Metodologia
TEATRO IN-STABILE

A
partire dal 2008, grazie al sostegno di Fondazione Cariplo (Progetto Etre), la
compagnia Teatro In-Stabile opera stabilmente presso il teatro interno alla II
Casa di Reclusione di Milano Bollate. L’attività residenziale stabile di produzione,
che vede tuttora il coinvolgimento di attori-detenuti e non, è affiancata da
una programmazione culturale più ampia e articolata sul territorio, che prevede
la distribuzione di spettacoli e attività culturali di vario genere (incontri,
seminari, laboratori) rivolti sia all’utenza interna che a quella esterna.
L’obiettivo è quello di connettere bisogni, stimoli, idee, proposte culturali
fra il “dentro e il fuori”, valorizzando il significato dell’arte nei processi
di integrazione socioculturale e lavorativa della popolazione detenuta e del
territorio circostante il carcere.
La
residenza ha già raggiunto importanti e concreti obiettivi; questi i più
importanti:
Produzione di spettacoli realizzati dalla compagnia teatrale e messi in scena all’interno all’istituto;
Liberi di vivere, festival di teatro galeotto: una rassegna di dieci giorni, che ha consentito di realizzare una vera e propria kermesse teatrale all’interno del carcere, e che ha ospitato le migliori compagnie di teatro carcere presenti sul territorio nazionale
Sviluppo di un intervento territoriale integrato tra i partner di progetto in grado di proporre
percorsi culturali-teatrali-animativi e performativi in corrispondenza alle
richieste effettive del territorio.
Metodo di lavoro
Il
progetto culturale portato avanti da e.s.t.i.a. è nato innanzitutto dal
desiderio di creare e consolidare un luogo dedicato alla ricerca e alla
sperimentazione del teatro e della danza.
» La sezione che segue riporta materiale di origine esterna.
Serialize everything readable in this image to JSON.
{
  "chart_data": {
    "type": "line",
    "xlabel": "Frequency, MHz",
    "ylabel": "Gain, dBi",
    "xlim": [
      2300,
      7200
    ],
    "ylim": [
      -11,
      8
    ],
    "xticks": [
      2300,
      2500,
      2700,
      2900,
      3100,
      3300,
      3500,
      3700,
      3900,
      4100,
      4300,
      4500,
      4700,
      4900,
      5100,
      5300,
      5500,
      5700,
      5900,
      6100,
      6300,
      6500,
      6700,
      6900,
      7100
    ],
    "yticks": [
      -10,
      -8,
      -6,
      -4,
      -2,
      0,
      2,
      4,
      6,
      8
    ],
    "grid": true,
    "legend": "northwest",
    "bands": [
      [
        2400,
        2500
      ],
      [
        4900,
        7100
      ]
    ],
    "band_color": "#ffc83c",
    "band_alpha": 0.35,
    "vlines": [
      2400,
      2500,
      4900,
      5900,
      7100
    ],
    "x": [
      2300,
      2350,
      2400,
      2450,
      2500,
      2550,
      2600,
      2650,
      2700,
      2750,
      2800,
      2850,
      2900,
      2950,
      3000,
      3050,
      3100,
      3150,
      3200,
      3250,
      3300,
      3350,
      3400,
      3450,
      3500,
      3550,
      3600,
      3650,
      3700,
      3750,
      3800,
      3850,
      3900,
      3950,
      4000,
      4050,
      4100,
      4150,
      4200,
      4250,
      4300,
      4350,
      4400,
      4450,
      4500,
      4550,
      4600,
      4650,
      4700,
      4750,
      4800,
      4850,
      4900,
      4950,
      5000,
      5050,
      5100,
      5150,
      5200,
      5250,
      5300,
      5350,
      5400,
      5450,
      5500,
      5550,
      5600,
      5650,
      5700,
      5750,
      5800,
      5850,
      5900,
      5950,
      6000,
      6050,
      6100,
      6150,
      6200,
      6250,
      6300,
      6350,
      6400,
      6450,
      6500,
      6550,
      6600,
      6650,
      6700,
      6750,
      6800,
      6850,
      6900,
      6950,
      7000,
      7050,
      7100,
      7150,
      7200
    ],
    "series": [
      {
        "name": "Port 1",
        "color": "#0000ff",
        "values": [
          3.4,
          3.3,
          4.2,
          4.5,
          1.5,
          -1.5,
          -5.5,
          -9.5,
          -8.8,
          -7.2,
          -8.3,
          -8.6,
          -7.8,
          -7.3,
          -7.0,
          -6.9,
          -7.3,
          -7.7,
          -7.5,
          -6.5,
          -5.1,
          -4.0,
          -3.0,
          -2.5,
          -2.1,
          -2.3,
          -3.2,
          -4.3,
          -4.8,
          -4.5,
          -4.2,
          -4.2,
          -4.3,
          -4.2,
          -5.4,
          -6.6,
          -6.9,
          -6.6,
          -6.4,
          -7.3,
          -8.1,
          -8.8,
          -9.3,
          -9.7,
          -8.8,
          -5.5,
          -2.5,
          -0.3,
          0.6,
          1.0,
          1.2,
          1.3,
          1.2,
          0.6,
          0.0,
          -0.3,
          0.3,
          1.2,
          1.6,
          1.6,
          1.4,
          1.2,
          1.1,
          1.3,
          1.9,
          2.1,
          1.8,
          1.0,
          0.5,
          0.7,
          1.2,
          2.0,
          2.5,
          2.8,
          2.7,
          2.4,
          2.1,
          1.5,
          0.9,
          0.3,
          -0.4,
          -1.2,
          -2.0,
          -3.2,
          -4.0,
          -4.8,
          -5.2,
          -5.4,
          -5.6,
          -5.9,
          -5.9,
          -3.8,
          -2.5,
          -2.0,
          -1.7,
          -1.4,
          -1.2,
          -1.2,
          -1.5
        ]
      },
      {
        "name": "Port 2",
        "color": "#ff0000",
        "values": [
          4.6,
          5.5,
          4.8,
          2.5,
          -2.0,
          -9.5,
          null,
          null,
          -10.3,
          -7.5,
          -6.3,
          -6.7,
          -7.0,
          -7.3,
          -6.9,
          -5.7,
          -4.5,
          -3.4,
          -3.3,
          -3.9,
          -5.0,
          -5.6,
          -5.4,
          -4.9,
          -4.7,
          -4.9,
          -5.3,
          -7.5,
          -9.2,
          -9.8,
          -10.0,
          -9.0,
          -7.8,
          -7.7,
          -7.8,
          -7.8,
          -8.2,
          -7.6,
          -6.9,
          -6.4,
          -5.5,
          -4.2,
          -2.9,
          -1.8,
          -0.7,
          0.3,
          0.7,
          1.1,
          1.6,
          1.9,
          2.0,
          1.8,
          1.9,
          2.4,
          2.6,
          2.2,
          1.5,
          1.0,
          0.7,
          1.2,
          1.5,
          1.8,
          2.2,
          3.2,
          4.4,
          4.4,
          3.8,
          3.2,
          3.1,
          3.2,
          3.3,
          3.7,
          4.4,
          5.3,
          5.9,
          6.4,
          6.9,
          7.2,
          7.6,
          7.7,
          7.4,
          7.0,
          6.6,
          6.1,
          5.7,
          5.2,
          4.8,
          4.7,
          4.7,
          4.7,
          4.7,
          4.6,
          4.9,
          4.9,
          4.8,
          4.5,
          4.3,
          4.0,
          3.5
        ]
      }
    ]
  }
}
La scelta di e.s.t.i.a. è dunque
quella di ricorrere agli strumenti del teatrodanza, prestando al tempo stesso
attenzione alla ricerca e alla sperimentazione sui nuovi linguaggi (integrazione
con video, strumenti tecnologici ecc.) e a proposte poetiche che incontrino la
comunità culturale in modo efficace e mirato.